On 24th May Lukashenko made a statement which summarises diplomatic relations with Belarus: ‘I hear more and more statements that European diplomats wait for an amnesty, again raising the question of political prisoners ... We expect specific steps from the West and from the European Union.  The ball is in their court.’  Lukashenko can blackmail the EU by holding political prisoners hostage – he knows he can because he has been doing it since his first rigged election, and because it works.  The EU has placed a number of sanctions on the Belarusian government but the withdrawal of its ambassadors was the strongest step it had taken in a long time, the fact that they started returning as soon as Sannikov and Bandarenka were released showed that there was no subtle underlying politics to this trade-off and it showed that they have given up trying to make other sanctions hurt.

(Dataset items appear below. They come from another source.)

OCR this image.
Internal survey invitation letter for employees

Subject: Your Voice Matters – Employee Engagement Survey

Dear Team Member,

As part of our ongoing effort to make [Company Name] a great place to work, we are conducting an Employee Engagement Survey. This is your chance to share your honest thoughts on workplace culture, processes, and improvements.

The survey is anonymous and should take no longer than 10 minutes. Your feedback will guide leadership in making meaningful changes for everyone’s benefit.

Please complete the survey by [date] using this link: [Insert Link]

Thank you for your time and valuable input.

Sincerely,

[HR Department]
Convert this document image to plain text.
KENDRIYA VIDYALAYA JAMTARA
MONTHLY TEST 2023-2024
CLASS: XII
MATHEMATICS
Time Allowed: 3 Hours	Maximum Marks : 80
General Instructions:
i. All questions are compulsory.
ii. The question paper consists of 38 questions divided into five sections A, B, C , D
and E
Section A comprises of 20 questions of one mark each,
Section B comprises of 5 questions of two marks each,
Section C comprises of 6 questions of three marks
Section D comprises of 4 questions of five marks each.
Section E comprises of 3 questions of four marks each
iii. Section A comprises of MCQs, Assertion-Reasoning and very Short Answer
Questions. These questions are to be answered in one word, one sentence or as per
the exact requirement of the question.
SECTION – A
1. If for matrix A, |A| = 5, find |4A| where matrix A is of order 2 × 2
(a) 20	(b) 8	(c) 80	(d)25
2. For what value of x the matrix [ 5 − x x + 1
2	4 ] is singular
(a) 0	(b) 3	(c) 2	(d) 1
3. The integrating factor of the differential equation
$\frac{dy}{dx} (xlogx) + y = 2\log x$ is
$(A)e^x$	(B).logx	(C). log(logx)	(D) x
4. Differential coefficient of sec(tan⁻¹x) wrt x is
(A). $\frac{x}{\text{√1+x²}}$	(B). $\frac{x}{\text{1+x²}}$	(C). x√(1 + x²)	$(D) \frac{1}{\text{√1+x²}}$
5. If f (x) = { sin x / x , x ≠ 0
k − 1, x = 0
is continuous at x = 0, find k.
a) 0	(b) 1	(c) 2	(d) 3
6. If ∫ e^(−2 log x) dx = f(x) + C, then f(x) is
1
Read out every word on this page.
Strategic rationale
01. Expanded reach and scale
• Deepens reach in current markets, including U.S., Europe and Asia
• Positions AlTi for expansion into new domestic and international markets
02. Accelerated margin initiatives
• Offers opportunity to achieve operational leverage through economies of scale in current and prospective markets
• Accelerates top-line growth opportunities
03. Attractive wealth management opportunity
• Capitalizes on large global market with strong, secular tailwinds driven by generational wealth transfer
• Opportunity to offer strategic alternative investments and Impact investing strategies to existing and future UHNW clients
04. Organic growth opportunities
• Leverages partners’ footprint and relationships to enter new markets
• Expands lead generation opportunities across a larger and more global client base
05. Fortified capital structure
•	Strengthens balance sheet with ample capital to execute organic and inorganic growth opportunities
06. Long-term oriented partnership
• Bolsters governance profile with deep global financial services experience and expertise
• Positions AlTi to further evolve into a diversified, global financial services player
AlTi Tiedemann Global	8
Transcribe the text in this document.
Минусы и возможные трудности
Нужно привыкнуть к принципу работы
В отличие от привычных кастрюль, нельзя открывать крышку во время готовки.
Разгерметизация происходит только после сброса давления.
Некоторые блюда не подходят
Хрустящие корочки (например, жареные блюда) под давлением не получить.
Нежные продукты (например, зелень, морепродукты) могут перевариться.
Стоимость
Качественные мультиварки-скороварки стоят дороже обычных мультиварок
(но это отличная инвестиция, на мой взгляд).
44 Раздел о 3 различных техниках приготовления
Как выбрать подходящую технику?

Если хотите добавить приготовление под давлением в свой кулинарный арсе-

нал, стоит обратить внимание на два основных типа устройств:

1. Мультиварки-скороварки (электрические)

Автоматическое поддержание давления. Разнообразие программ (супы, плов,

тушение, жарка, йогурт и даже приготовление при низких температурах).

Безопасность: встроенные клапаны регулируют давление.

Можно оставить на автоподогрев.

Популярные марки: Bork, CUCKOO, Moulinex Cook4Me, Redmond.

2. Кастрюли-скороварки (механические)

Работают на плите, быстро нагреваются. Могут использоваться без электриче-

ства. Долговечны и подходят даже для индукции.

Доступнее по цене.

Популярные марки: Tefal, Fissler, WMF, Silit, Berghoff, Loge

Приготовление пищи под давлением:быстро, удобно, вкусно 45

Undermining Lukashenko is not a lost cause.  Even if publicly denouncing him counts as little more than a symbolic gesture, it would be one in tune with all of the principles Western leaders are desperate to stand by yet the fail to do so.  The failure of Western leaders must in part be due to lack of awareness in the public.  When the prisoners were released it was a huge story for Eastern European news outlets while in Britain only The Independent covered it – despite the urging of Free Belarus Now to many others.  Angela Merkel rebuked Lukashenko over the gay jibe but that is the most there has been for some time.  Russia alone has made its stance perfectly clear by announcing tighter border checks to stop the escape of political refugees and with Putin planning to make the first state visit of his new term to Minsk.

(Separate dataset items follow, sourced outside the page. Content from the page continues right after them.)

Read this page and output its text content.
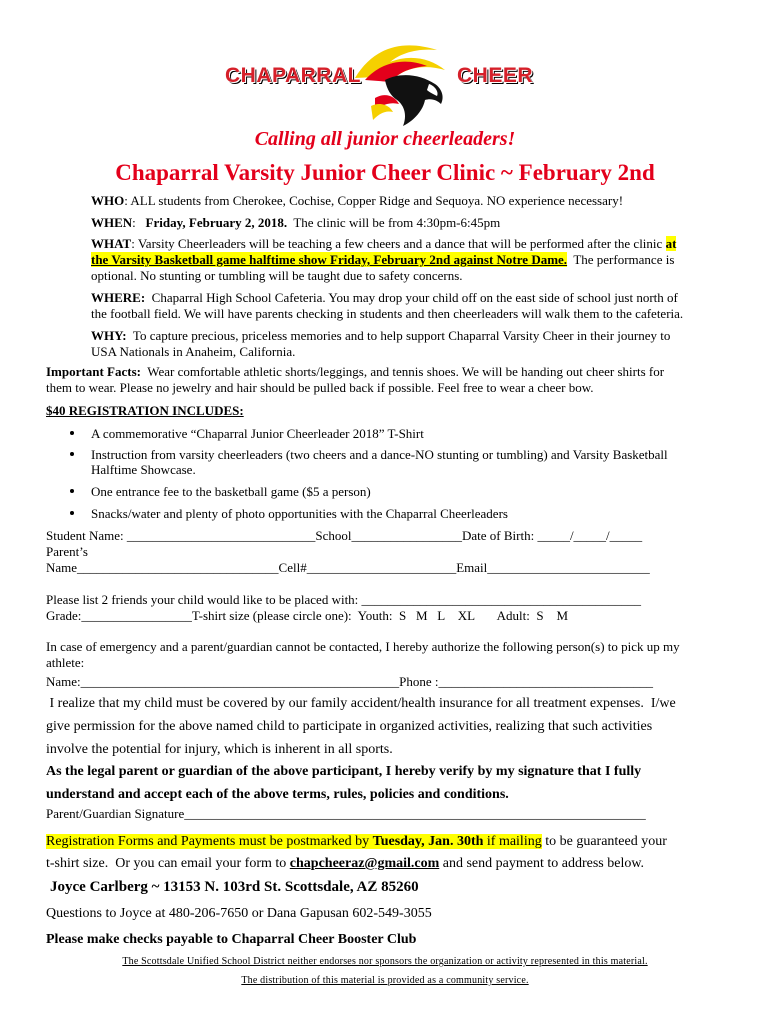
CHAPARRAL	CHEER
Calling all junior cheerleaders!
Chaparral Varsity Junior Cheer Clinic ~ February 2nd
WHO: ALL students from Cherokee, Cochise, Copper Ridge and Sequoya. NO experience necessary!
WHEN:   Friday, February 2, 2018. The clinic will be from 4:30pm-6:45pm
WHAT: Varsity Cheerleaders will be teaching a few cheers and a dance that will be performed after the clinic at
the Varsity Basketball game halftime show Friday, February 2nd against Notre Dame. The performance is
optional. No stunting or tumbling will be taught due to safety concerns.
WHERE: Chaparral High School Cafeteria. You may drop your child off on the east side of school just north of
the football field. We will have parents checking in students and then cheerleaders will walk them to the cafeteria.
WHY: To capture precious, priceless memories and to help support Chaparral Varsity Cheer in their journey to
USA Nationals in Anaheim, California.
Important Facts: Wear comfortable athletic shorts/leggings, and tennis shoes. We will be handing out cheer shirts for
them to wear. Please no jewelry and hair should be pulled back if possible. Feel free to wear a cheer bow.
$40 REGISTRATION INCLUDES:
A commemorative “Chaparral Junior Cheerleader 2018” T-Shirt
Instruction from varsity cheerleaders (two cheers and a dance-NO stunting or tumbling) and Varsity Basketball
Halftime Showcase.
One entrance fee to the basketball game ($5 a person)
Snacks/water and plenty of photo opportunities with the Chaparral Cheerleaders
Student Name: _____________________________School_________________Date of Birth: _____/_____/_____
Parent’s
Name_______________________________Cell#_______________________Email_________________________
Please list 2 friends your child would like to be placed with: ___________________________________________
Grade:_________________T-shirt size (please circle one):  Youth:  S   M   L    XL       Adult:  S    M
In case of emergency and a parent/guardian cannot be contacted, I hereby authorize the following person(s) to pick up my
athlete:
Name:_________________________________________________Phone :_________________________________
I realize that my child must be covered by our family accident/health insurance for all treatment expenses.  I/we
give permission for the above named child to participate in organized activities, realizing that such activities
involve the potential for injury, which is inherent in all sports.
As the legal parent or guardian of the above participant, I hereby verify by my signature that I fully
understand and accept each of the above terms, rules, policies and conditions.
Parent/Guardian Signature_______________________________________________________________________
Registration Forms and Payments must be postmarked by Tuesday, Jan. 30th if mailing to be guaranteed your
t-shirt size.  Or you can email your form to chapcheeraz@gmail.com and send payment to address below.
Joyce Carlberg ~ 13153 N. 103rd St. Scottsdale, AZ 85260
Questions to Joyce at 480-206-7650 or Dana Gapusan 602-549-3055
Please make checks payable to Chaparral Cheer Booster Club
The Scottsdale Unified School District neither endorses nor sponsors the organization or activity represented in this material.
The distribution of this material is provided as a community service.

European leaders do not support Lukashenko, unlike mad dictators elsewhere in the world there is not enough distance to be completely disassociated with him, so they ignore him.  It is clear to anyone that he is a deluded tyrant of the type which (unfortunately for Sacha Baron Cohen) are too absurd to make up.  But if you read the news coming out of Belarus every day this neutrality is shameful.  The Belarusian people have never escaped Soviet-style dictatorship yet dictatorship in Europe is ignored while those of the Middle East occupy our headlines and our politicians’ speeches.  European leaders do not want another problem country to deal with but they are in a position to give the EU sanctions some teeth, as long as they preach a devotion to freedom and democracy they are surely under an obligation to do so.